What do we want? Privacy with integrity

We want a cryptocurrency that is private, so ideally we want one in which a passive observer cannot learn anything about values, sender or recipient identities.

But, we also need to enforce all the integrity properties that Bitcoin provides. We need to ensure properties like:

You cannot spend coins that don't exist
You cannot double-spend coins
You cannot spend other people's coins
You cannot create or destroy value

What's the problem? Why is this so hard? Let's take a step back and recall how Bitcoin does any of this.

Recap: Bitcoin transaction structure

How does a Bitcoin transaction work?

image showing a shielded transaction with i spends and j outputs

Above is a simplified diagram of a Bitcoin transaction - at least the parts we need to care about.

We have a list of $i$ inputs on the left, and $j$ outputs on the right.

Outputs

Let's start at the right, with the outputs.

Each output has:

a value $v$ and
a recipient, identified by a public key $r$.

Technically the recipient is a specification in Bitcoin script, but we'll ignore that as it's not important for our purposes. All we need to know, is that in the simple payments case, the specification is just saying: "hey, here's the public key of the recipient, and in the future, they need to present a valid signature $\sigma$ that is verified using this public key $r$ in order to spend this output".

Inputs

Now the inputs.

The inputs each reference a previously Unspent Transaction Output (UTXO). Each UTXO has a certain value associated with it. Each inputs unlocks the value in that UTXO by presenting a signature $\sigma$ that can be verified using the public key of the recipient $r$ in the UTXO.

Integrity

Now, let's think back to our desired system properties. We already know Bitcoin doesn't provide privacy, but what about the integrity properties we enumerated above? How does Bitcoin achieve these integrity properties?

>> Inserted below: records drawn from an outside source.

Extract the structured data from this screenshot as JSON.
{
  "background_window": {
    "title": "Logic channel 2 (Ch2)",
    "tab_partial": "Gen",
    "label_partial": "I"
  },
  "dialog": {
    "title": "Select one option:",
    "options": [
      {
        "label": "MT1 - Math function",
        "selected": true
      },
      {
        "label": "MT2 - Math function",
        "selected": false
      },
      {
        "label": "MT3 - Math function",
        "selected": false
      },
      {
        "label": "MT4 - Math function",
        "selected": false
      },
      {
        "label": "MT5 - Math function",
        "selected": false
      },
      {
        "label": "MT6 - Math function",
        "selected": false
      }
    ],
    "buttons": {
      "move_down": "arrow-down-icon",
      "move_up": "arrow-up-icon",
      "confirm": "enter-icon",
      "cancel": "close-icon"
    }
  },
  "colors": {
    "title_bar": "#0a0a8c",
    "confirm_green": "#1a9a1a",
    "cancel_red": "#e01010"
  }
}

1. You cannot spend coins that don't exist

Every spend (input) references a UTXO. Nodes scan and check that the referenced UTXO exists, else they reject the transaction.

2. You cannot double-spend coins

When we reference a UTXO in an input, nodes will also scan and check that the referenced UTXO has not been spent before. Each UTXO can only be spent once. If a UTXO has been spent, the node will reject the transaction.

3. You cannot spend other people's coins

When we spend a coin, i.e. reference a UTXO in an input, we include a digital signature $\sigma$, signed with our private key. This signature is a bit of data that lets anyone in possession of our public key verify that this is my coin. Nodes are going to reject any attempt to spend a coin that you don't have authorization to spend.

4. You cannot create or destroy value

As we've established, the values in each transaction are in plaintext, so we can simply calculate that the sum of the inputs equals the sum of the outputs (modulo fees, which we'll ignore here). This ensures that no value is created out of thin air.

Properties of a private cryptocurrency

Now, let's think about what needs to change to achieve privacy. We're going to continue to use a Bitcoin-shaped protocol, and we'll use the term "coins" and "UTXOs" interchangeably.

Privacy

We want to ensure that a passive observer cannot learn anything about the value, sender or recipient identities.

We'll do that by simply encrypting all those fields. There are some details to work out, but we'll stick with the naive idea of encrypting all the data in the transaction.

Integrity

How does this impact the integrity properties we enumerated above?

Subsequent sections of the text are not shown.